Geçtiğimiz hafta İmralı'da BDP heyetiyle görüşen Kürt Halk Önderi Abdullah Öcalan'ın "AB yerel yönetim özerklik şartına konulan şerh kaldırılırsa Kürt meselesi de önemli ölçüde çözülür" sözleri ise gündeme damgasını vurdu. Öcalan'ın dikkat çektiği bu şart, merkezde toplanan yetkilerin bir bölümünün yerel yönetimlere devredilmesini öngörüyor, yerel yönetimleri güçlendiriyor, merkezi idarenin elini zayıflatıyor.

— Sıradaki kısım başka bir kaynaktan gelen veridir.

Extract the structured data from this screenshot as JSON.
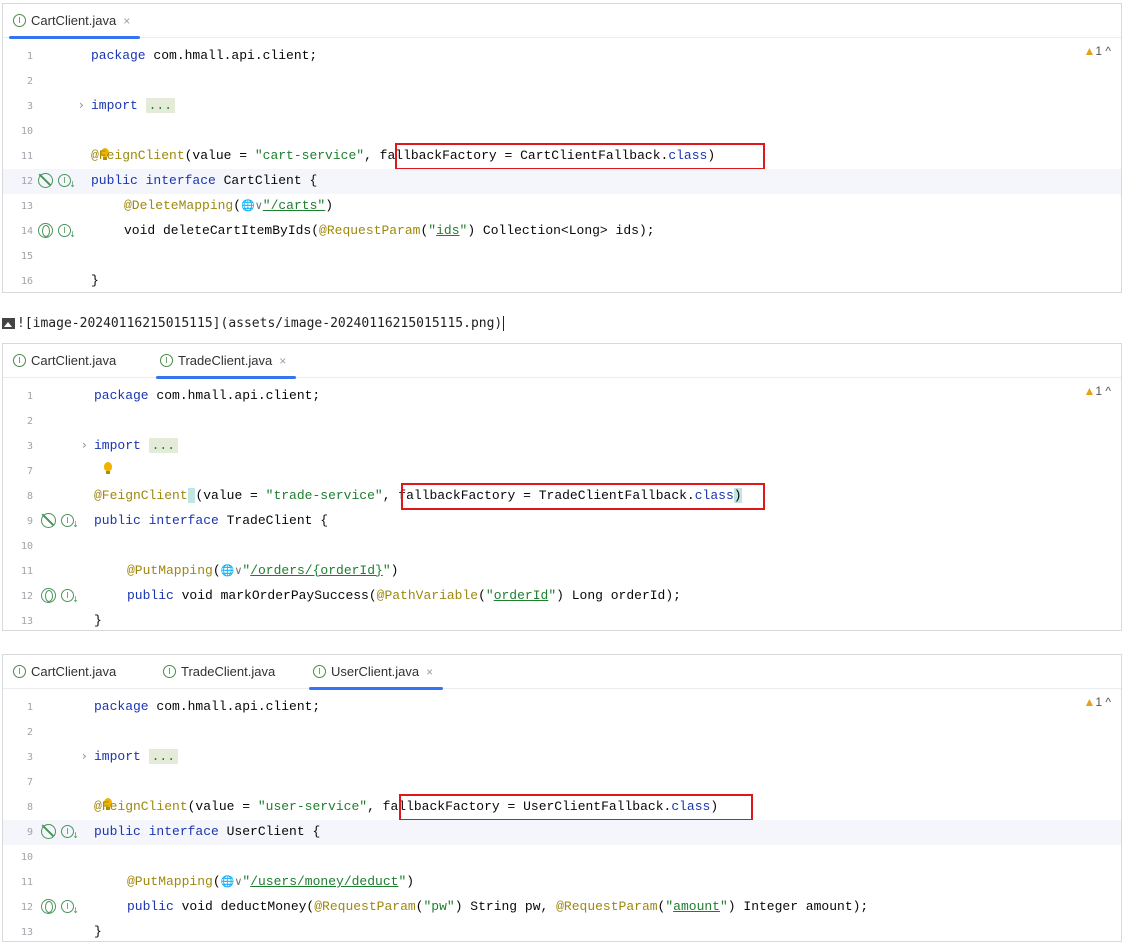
{
  "panel1": {
    "tabs": [
      {
        "label": "CartClient.java",
        "close": "×"
      }
    ],
    "warning": "1 ^",
    "lines": {
      "l1": {
        "n": "1",
        "kw": "package",
        "rest": " com.hmall.api.client;"
      },
      "l2": {
        "n": "2"
      },
      "l3": {
        "n": "3",
        "kw": "import",
        "fold": "..."
      },
      "l10": {
        "n": "10"
      },
      "l11": {
        "n": "11",
        "ann": "@FeignClient",
        "p1": "(value = ",
        "str": "\"cart-service\"",
        "p2": ", fallbackFactory = CartClientFallback.",
        "kw": "class",
        "p3": ")"
      },
      "l12": {
        "n": "12",
        "kw": "public interface",
        "rest": " CartClient {"
      },
      "l13": {
        "n": "13",
        "ann": "@DeleteMapping",
        "p1": "(",
        "globe": "🌐∨",
        "str": "\"/carts\"",
        "p2": ")"
      },
      "l14": {
        "n": "14",
        "p1": "void deleteCartItemByIds(",
        "ann": "@RequestParam",
        "p2": "(",
        "str1": "\"",
        "link": "ids",
        "str2": "\"",
        "p3": ") Collection<Long> ids);"
      },
      "l15": {
        "n": "15"
      },
      "l16": {
        "n": "16",
        "rest": "}"
      }
    }
  },
  "markdown": {
    "text": "![image-20240116215015115](assets/image-20240116215015115.png)"
  },
  "panel2": {
    "tabs": [
      {
        "label": "CartClient.java"
      },
      {
        "label": "TradeClient.java",
        "close": "×"
      }
    ],
    "warning": "1 ^",
    "lines": {
      "l1": {
        "n": "1",
        "kw": "package",
        "rest": " com.hmall.api.client;"
      },
      "l2": {
        "n": "2"
      },
      "l3": {
        "n": "3",
        "kw": "import",
        "fold": "..."
      },
      "l7": {
        "n": "7"
      },
      "l8": {
        "n": "8",
        "ann": "@FeignClient",
        "p1": "(value = ",
        "str": "\"trade-service\"",
        "p2": ", fallbackFactory = TradeClientFallback.",
        "kw": "class",
        "p3": ")"
      },
      "l9": {
        "n": "9",
        "kw": "public interface",
        "rest": " TradeClient {"
      },
      "l10": {
        "n": "10"
      },
      "l11": {
        "n": "11",
        "ann": "@PutMapping",
        "p1": "(",
        "globe": "🌐∨",
        "str1": "\"",
        "link": "/orders/{orderId}",
        "str2": "\"",
        "p2": ")"
      },
      "l12": {
        "n": "12",
        "kw": "public",
        "p1": " void markOrderPaySuccess(",
        "ann": "@PathVariable",
        "p2": "(",
        "str1": "\"",
        "link": "orderId",
        "str2": "\"",
        "p3": ") Long orderId);"
      },
      "l13": {
        "n": "13",
        "rest": "}"
      }
    }
  },
  "panel3": {
    "tabs": [
      {
        "label": "CartClient.java"
      },
      {
        "label": "TradeClient.java"
      },
      {
        "label": "UserClient.java",
        "close": "×"
      }
    ],
    "warning": "1 ^",
    "lines": {
      "l1": {
        "n": "1",
        "kw": "package",
        "rest": " com.hmall.api.client;"
      },
      "l2": {
        "n": "2"
      },
      "l3": {
        "n": "3",
        "kw": "import",
        "fold": "..."
      },
      "l7": {
        "n": "7"
      },
      "l8": {
        "n": "8",
        "ann": "@FeignClient",
        "p1": "(value = ",
        "str": "\"user-service\"",
        "p2": ", fallbackFactory = UserClientFallback.",
        "kw": "class",
        "p3": ")"
      },
      "l9": {
        "n": "9",
        "kw": "public interface",
        "rest": " UserClient {"
      },
      "l10": {
        "n": "10"
      },
      "l11": {
        "n": "11",
        "ann": "@PutMapping",
        "p1": "(",
        "globe": "🌐∨",
        "str1": "\"",
        "link": "/users/money/deduct",
        "str2": "\"",
        "p2": ")"
      },
      "l12": {
        "n": "12",
        "kw": "public",
        "p1": " void deductMoney(",
        "ann1": "@RequestParam",
        "p2": "(",
        "str1": "\"pw\"",
        "p3": ") String pw, ",
        "ann2": "@RequestParam",
        "p4": "(",
        "str2": "\"",
        "link": "amount",
        "str3": "\"",
        "p5": ") Integer amount);"
      },
      "l13": {
        "n": "13",
        "rest": "}"
      }
    }
  }
}
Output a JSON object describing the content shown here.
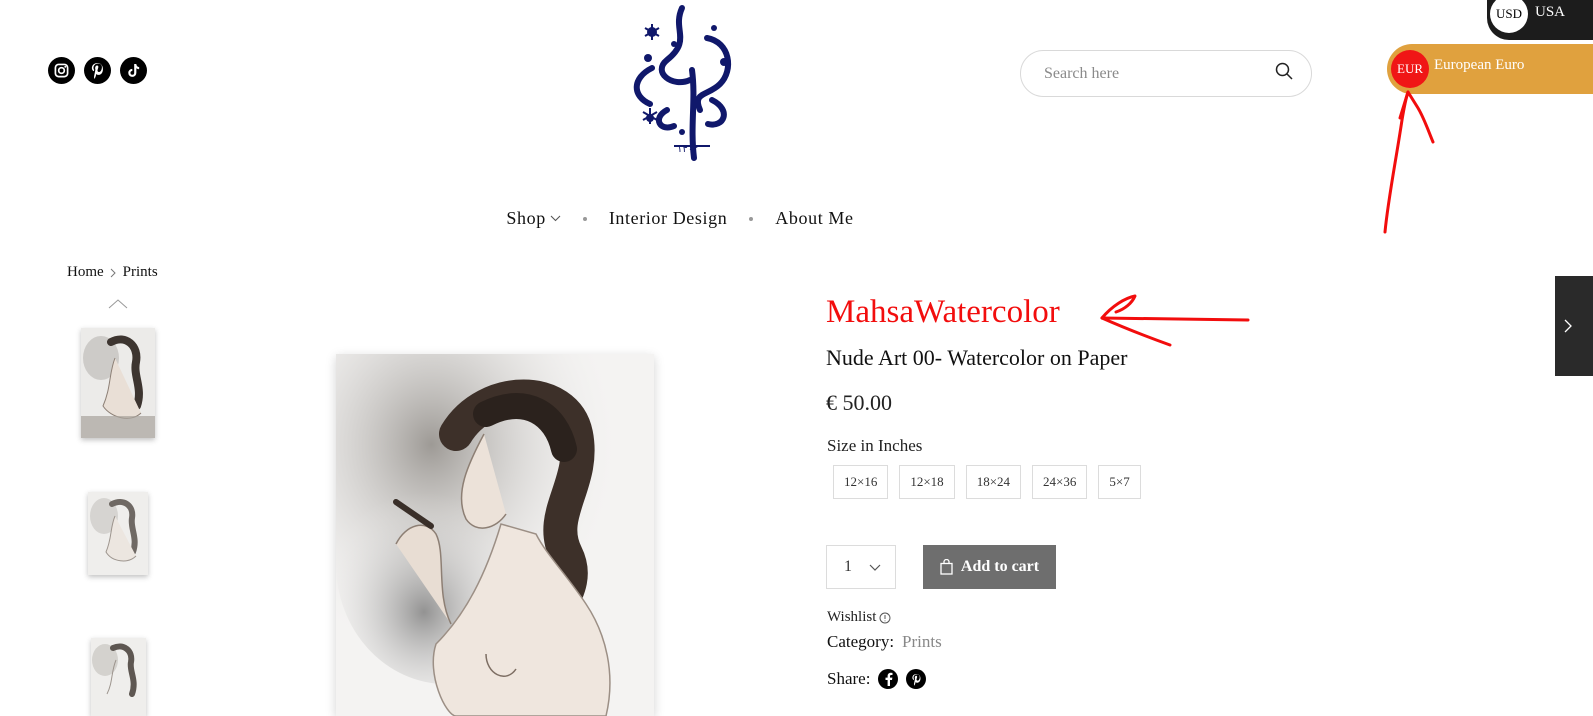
{
  "header": {
    "social_icons": [
      "instagram-icon",
      "pinterest-icon",
      "tiktok-icon"
    ],
    "search": {
      "placeholder": "Search here",
      "icon": "search-icon"
    },
    "currency": {
      "active": {
        "code": "USD",
        "label": "USA"
      },
      "option": {
        "code": "EUR",
        "label": "European Euro"
      }
    },
    "logo_icon": "calligraphy-logo-icon"
  },
  "nav": {
    "items": [
      {
        "label": "Shop",
        "has_dropdown": true
      },
      {
        "label": "Interior Design"
      },
      {
        "label": "About Me"
      }
    ]
  },
  "breadcrumb": {
    "home": "Home",
    "current": "Prints"
  },
  "product": {
    "brand": "MahsaWatercolor",
    "title": "Nude Art 00- Watercolor on Paper",
    "price": "€ 50.00",
    "size_label": "Size in Inches",
    "sizes": [
      "12×16",
      "12×18",
      "18×24",
      "24×36",
      "5×7"
    ],
    "quantity": "1",
    "add_to_cart": "Add to cart",
    "wishlist": "Wishlist",
    "category_label": "Category:",
    "category_value": "Prints",
    "share_label": "Share:",
    "share_icons": [
      "facebook-icon",
      "pinterest-icon"
    ]
  },
  "colors": {
    "brand_red": "#f20d0d",
    "currency_gold": "#e0a13e",
    "logo_navy": "#10186b",
    "cart_button": "#6e6e6e"
  }
}
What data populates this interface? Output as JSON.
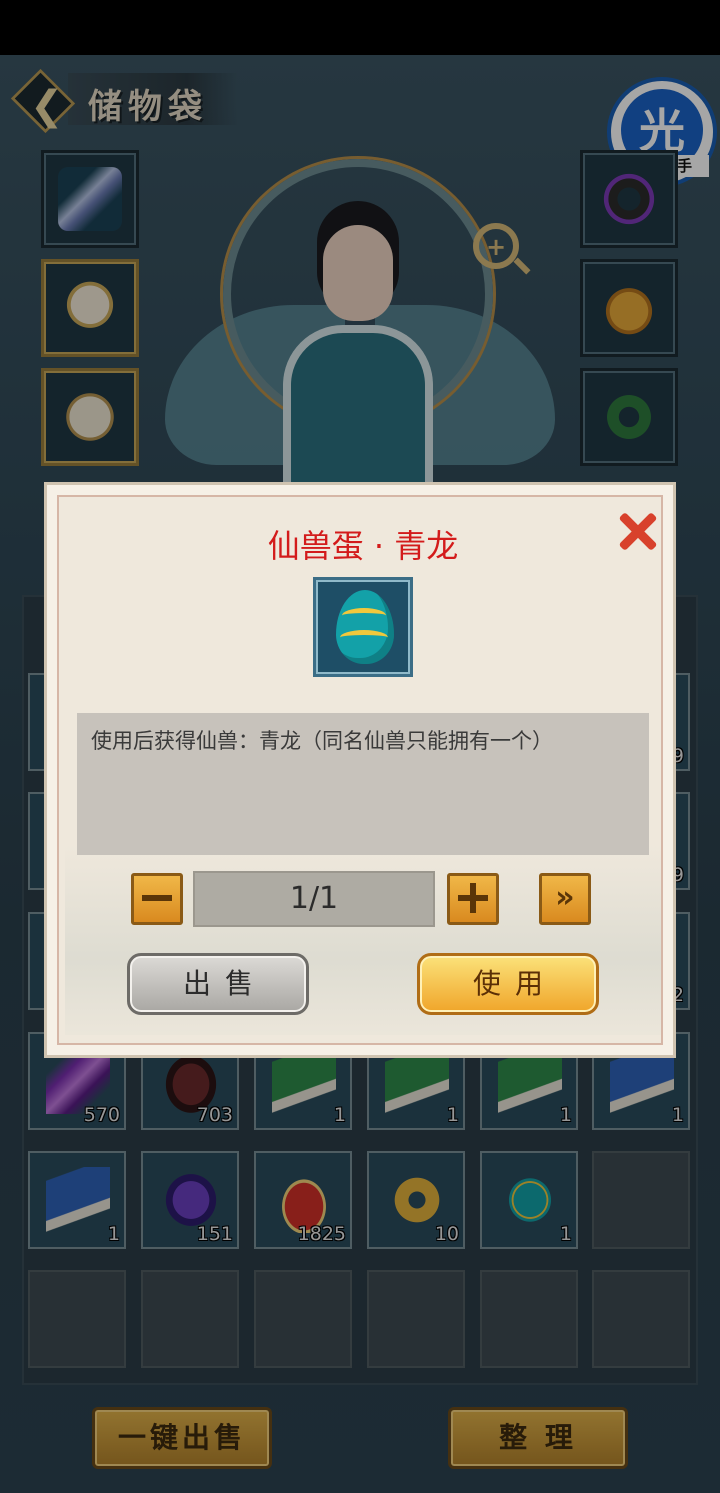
{
  "header": {
    "title": "储物袋",
    "back_icon": "chevron-left-icon"
  },
  "watermark_badge": {
    "char": "光",
    "label": "光环助手"
  },
  "equipment": {
    "left": [
      "sword-icon",
      "helmet-icon",
      "armor-icon"
    ],
    "right": [
      "ring-icon",
      "pendant-icon",
      "jade-bracelet-icon"
    ]
  },
  "bag": {
    "rows": [
      [
        {
          "icon": "purple-crystal-icon",
          "count": "570"
        },
        {
          "icon": "dark-ore-icon",
          "count": "703"
        },
        {
          "icon": "green-book-icon",
          "count": "1"
        },
        {
          "icon": "green-book-icon",
          "count": "1"
        },
        {
          "icon": "green-book-icon",
          "count": "1"
        },
        {
          "icon": "blue-book-icon",
          "count": "1"
        }
      ],
      [
        {
          "icon": "blue-book-icon",
          "count": "1"
        },
        {
          "icon": "purple-stone-icon",
          "count": "151"
        },
        {
          "icon": "red-lucky-bag-icon",
          "count": "1825"
        },
        {
          "icon": "golden-dragon-ring-icon",
          "count": "10"
        },
        {
          "icon": "beast-egg-icon",
          "count": "1"
        },
        {
          "icon": "",
          "count": ""
        }
      ]
    ],
    "partial_counts": [
      "9",
      "9",
      "2"
    ]
  },
  "footer": {
    "sell_all_label": "一键出售",
    "sort_label": "整 理"
  },
  "dialog": {
    "title": "仙兽蛋 · 青龙",
    "item_icon": "beast-egg-icon",
    "description": "使用后获得仙兽：青龙（同名仙兽只能拥有一个）",
    "quantity": "1/1",
    "sell_label": "出售",
    "use_label": "使用",
    "colors": {
      "title": "#d31b1b",
      "close": "#d8412c",
      "button_gold": "#f0b748"
    }
  }
}
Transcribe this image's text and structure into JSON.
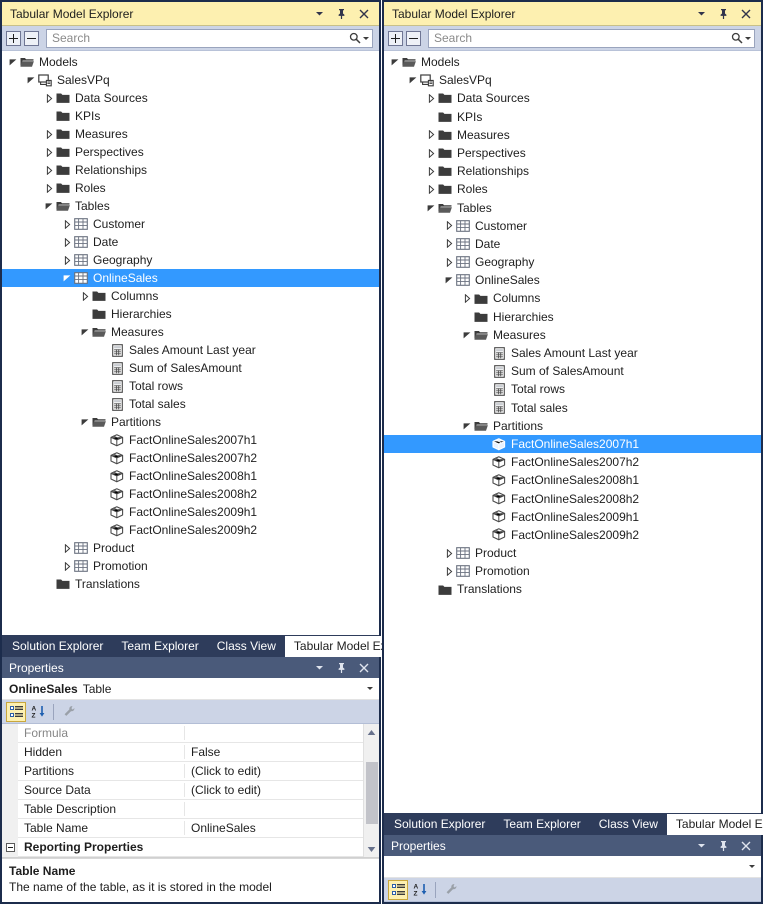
{
  "left": {
    "title": "Tabular Model Explorer",
    "search": {
      "placeholder": "Search",
      "value": ""
    },
    "tree": [
      {
        "indent": 0,
        "expander": "expanded",
        "icon": "folder-open-icon",
        "label": "Models"
      },
      {
        "indent": 1,
        "expander": "expanded",
        "icon": "model-icon",
        "label": "SalesVPq"
      },
      {
        "indent": 2,
        "expander": "collapsed",
        "icon": "folder-icon",
        "label": "Data Sources"
      },
      {
        "indent": 2,
        "expander": "none",
        "icon": "folder-icon",
        "label": "KPIs"
      },
      {
        "indent": 2,
        "expander": "collapsed",
        "icon": "folder-icon",
        "label": "Measures"
      },
      {
        "indent": 2,
        "expander": "collapsed",
        "icon": "folder-icon",
        "label": "Perspectives"
      },
      {
        "indent": 2,
        "expander": "collapsed",
        "icon": "folder-icon",
        "label": "Relationships"
      },
      {
        "indent": 2,
        "expander": "collapsed",
        "icon": "folder-icon",
        "label": "Roles"
      },
      {
        "indent": 2,
        "expander": "expanded",
        "icon": "folder-open-icon",
        "label": "Tables"
      },
      {
        "indent": 3,
        "expander": "collapsed",
        "icon": "table-icon",
        "label": "Customer"
      },
      {
        "indent": 3,
        "expander": "collapsed",
        "icon": "table-icon",
        "label": "Date"
      },
      {
        "indent": 3,
        "expander": "collapsed",
        "icon": "table-icon",
        "label": "Geography"
      },
      {
        "indent": 3,
        "expander": "expanded",
        "icon": "table-icon",
        "label": "OnlineSales",
        "selected": true
      },
      {
        "indent": 4,
        "expander": "collapsed",
        "icon": "folder-icon",
        "label": "Columns"
      },
      {
        "indent": 4,
        "expander": "none",
        "icon": "folder-icon",
        "label": "Hierarchies"
      },
      {
        "indent": 4,
        "expander": "expanded",
        "icon": "folder-open-icon",
        "label": "Measures"
      },
      {
        "indent": 5,
        "expander": "none",
        "icon": "measure-icon",
        "label": "Sales Amount Last year"
      },
      {
        "indent": 5,
        "expander": "none",
        "icon": "measure-icon",
        "label": "Sum of SalesAmount"
      },
      {
        "indent": 5,
        "expander": "none",
        "icon": "measure-icon",
        "label": "Total rows"
      },
      {
        "indent": 5,
        "expander": "none",
        "icon": "measure-icon",
        "label": "Total sales"
      },
      {
        "indent": 4,
        "expander": "expanded",
        "icon": "folder-open-icon",
        "label": "Partitions"
      },
      {
        "indent": 5,
        "expander": "none",
        "icon": "partition-icon",
        "label": "FactOnlineSales2007h1"
      },
      {
        "indent": 5,
        "expander": "none",
        "icon": "partition-icon",
        "label": "FactOnlineSales2007h2"
      },
      {
        "indent": 5,
        "expander": "none",
        "icon": "partition-icon",
        "label": "FactOnlineSales2008h1"
      },
      {
        "indent": 5,
        "expander": "none",
        "icon": "partition-icon",
        "label": "FactOnlineSales2008h2"
      },
      {
        "indent": 5,
        "expander": "none",
        "icon": "partition-icon",
        "label": "FactOnlineSales2009h1"
      },
      {
        "indent": 5,
        "expander": "none",
        "icon": "partition-icon",
        "label": "FactOnlineSales2009h2"
      },
      {
        "indent": 3,
        "expander": "collapsed",
        "icon": "table-icon",
        "label": "Product"
      },
      {
        "indent": 3,
        "expander": "collapsed",
        "icon": "table-icon",
        "label": "Promotion"
      },
      {
        "indent": 2,
        "expander": "none",
        "icon": "folder-icon",
        "label": "Translations"
      }
    ],
    "tabs": [
      {
        "label": "Solution Explorer",
        "active": false
      },
      {
        "label": "Team Explorer",
        "active": false
      },
      {
        "label": "Class View",
        "active": false
      },
      {
        "label": "Tabular Model Expl...",
        "active": true
      }
    ],
    "properties": {
      "title": "Properties",
      "object": "OnlineSales",
      "object_class": "Table",
      "rows": [
        {
          "name": "Formula",
          "value": "",
          "dim": true
        },
        {
          "name": "Hidden",
          "value": "False"
        },
        {
          "name": "Partitions",
          "value": "(Click to edit)"
        },
        {
          "name": "Source Data",
          "value": "(Click to edit)"
        },
        {
          "name": "Table Description",
          "value": ""
        },
        {
          "name": "Table Name",
          "value": "OnlineSales"
        }
      ],
      "category": "Reporting Properties",
      "description_title": "Table Name",
      "description_text": "The name of the table, as it is stored in the model"
    }
  },
  "right": {
    "title": "Tabular Model Explorer",
    "search": {
      "placeholder": "Search",
      "value": ""
    },
    "tree": [
      {
        "indent": 0,
        "expander": "expanded",
        "icon": "folder-open-icon",
        "label": "Models"
      },
      {
        "indent": 1,
        "expander": "expanded",
        "icon": "model-icon",
        "label": "SalesVPq"
      },
      {
        "indent": 2,
        "expander": "collapsed",
        "icon": "folder-icon",
        "label": "Data Sources"
      },
      {
        "indent": 2,
        "expander": "none",
        "icon": "folder-icon",
        "label": "KPIs"
      },
      {
        "indent": 2,
        "expander": "collapsed",
        "icon": "folder-icon",
        "label": "Measures"
      },
      {
        "indent": 2,
        "expander": "collapsed",
        "icon": "folder-icon",
        "label": "Perspectives"
      },
      {
        "indent": 2,
        "expander": "collapsed",
        "icon": "folder-icon",
        "label": "Relationships"
      },
      {
        "indent": 2,
        "expander": "collapsed",
        "icon": "folder-icon",
        "label": "Roles"
      },
      {
        "indent": 2,
        "expander": "expanded",
        "icon": "folder-open-icon",
        "label": "Tables"
      },
      {
        "indent": 3,
        "expander": "collapsed",
        "icon": "table-icon",
        "label": "Customer"
      },
      {
        "indent": 3,
        "expander": "collapsed",
        "icon": "table-icon",
        "label": "Date"
      },
      {
        "indent": 3,
        "expander": "collapsed",
        "icon": "table-icon",
        "label": "Geography"
      },
      {
        "indent": 3,
        "expander": "expanded",
        "icon": "table-icon",
        "label": "OnlineSales"
      },
      {
        "indent": 4,
        "expander": "collapsed",
        "icon": "folder-icon",
        "label": "Columns"
      },
      {
        "indent": 4,
        "expander": "none",
        "icon": "folder-icon",
        "label": "Hierarchies"
      },
      {
        "indent": 4,
        "expander": "expanded",
        "icon": "folder-open-icon",
        "label": "Measures"
      },
      {
        "indent": 5,
        "expander": "none",
        "icon": "measure-icon",
        "label": "Sales Amount Last year"
      },
      {
        "indent": 5,
        "expander": "none",
        "icon": "measure-icon",
        "label": "Sum of SalesAmount"
      },
      {
        "indent": 5,
        "expander": "none",
        "icon": "measure-icon",
        "label": "Total rows"
      },
      {
        "indent": 5,
        "expander": "none",
        "icon": "measure-icon",
        "label": "Total sales"
      },
      {
        "indent": 4,
        "expander": "expanded",
        "icon": "folder-open-icon",
        "label": "Partitions"
      },
      {
        "indent": 5,
        "expander": "none",
        "icon": "partition-icon",
        "label": "FactOnlineSales2007h1",
        "selected": true
      },
      {
        "indent": 5,
        "expander": "none",
        "icon": "partition-icon",
        "label": "FactOnlineSales2007h2"
      },
      {
        "indent": 5,
        "expander": "none",
        "icon": "partition-icon",
        "label": "FactOnlineSales2008h1"
      },
      {
        "indent": 5,
        "expander": "none",
        "icon": "partition-icon",
        "label": "FactOnlineSales2008h2"
      },
      {
        "indent": 5,
        "expander": "none",
        "icon": "partition-icon",
        "label": "FactOnlineSales2009h1"
      },
      {
        "indent": 5,
        "expander": "none",
        "icon": "partition-icon",
        "label": "FactOnlineSales2009h2"
      },
      {
        "indent": 3,
        "expander": "collapsed",
        "icon": "table-icon",
        "label": "Product"
      },
      {
        "indent": 3,
        "expander": "collapsed",
        "icon": "table-icon",
        "label": "Promotion"
      },
      {
        "indent": 2,
        "expander": "none",
        "icon": "folder-icon",
        "label": "Translations"
      }
    ],
    "tabs": [
      {
        "label": "Solution Explorer",
        "active": false
      },
      {
        "label": "Team Explorer",
        "active": false
      },
      {
        "label": "Class View",
        "active": false
      },
      {
        "label": "Tabular Model Expl...",
        "active": true
      }
    ],
    "properties": {
      "title": "Properties",
      "object": "",
      "object_class": "",
      "rows": [],
      "category": "",
      "description_title": "",
      "description_text": ""
    }
  },
  "colors": {
    "title_bar": "#fdf0b0",
    "selection": "#3399ff",
    "toolbar": "#ccd4e6",
    "tab_strip": "#2e3c5b",
    "props_header": "#4a5a7a",
    "panel_border": "#1c2c4c"
  },
  "icons": {
    "dropdown": "chevron-down-icon",
    "pin": "pin-icon",
    "close": "close-icon",
    "search": "magnifier-icon",
    "expand_all": "expand-all-icon",
    "collapse_all": "collapse-all-icon",
    "categorized": "categorized-view-icon",
    "alphabetical": "alphabetical-sort-icon",
    "property_pages": "property-pages-icon"
  }
}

Şartın 4. maddesinin 3. fıkrasında yer alan “Vatandaşa en yakın olan makamlar kullanılır" ifadesi Avrupa'nın tarif ettiği en çarpıcı yerel yönetim esprisi. Şartı imza atan ülkelerde kısaca yerel yönetimlerde atananlar değil, seçilenler söz sahibi. Aslında Türkiye "Avrupa Yerel Yönetimler Özerklik Şartı"nı 1988 yılında imzaladı. Ancak buna rağmen Türkiye şu hükümlere çekince koydu;

- Yerel makamları doğrudan ilgilendiren planlama ve karar süreçlerinde kendilerine danışılması,

- Yerel yönetimlerin iç örgütlenmelerinin kendilerince belirlenmesi,

- Yerel olarak seçilmiş kişilerin görevleriyle bağdaşmayacak işlev ve faaliyetlerinin kanun ve temel hukuk ilkelerine göre belirlenmesi,

- Vesayet denetimine ancak vesayetle korunmak istenen yararlarla orantılı olması durumunda izin verilmesi;

- Yerel yönetimlere kaynak sağlanmasında hizmet maliyetlerindeki artışların mümkün olduğunca hesaba katılması;

- Yeniden dağıtılacak mali kaynakların yerel makamlara tahsisinin nasıl yapılacağı konusunda yerel yönetimlere önceden danışılması;

- Yapılacak mali yardımların, yerel yönetimlerin kendi politikalarını uygulama konusundaki temel özgürlüklerini mümkün olduğu ölçüde ortadan kaldırmaması,

- Yerel yönetimlerin haklarını savunabilmeleri için uluslararası yerel yönetim birimleriyle işbirliği yapabilmeleri, uluslararası birliklere katılabilmeleri,

- Yerel yönetimlerin iç hukukta kendilerine tanınmış olan yetkileri serbestçe savunabilmek için yargı yoluna başvurabilmeleri.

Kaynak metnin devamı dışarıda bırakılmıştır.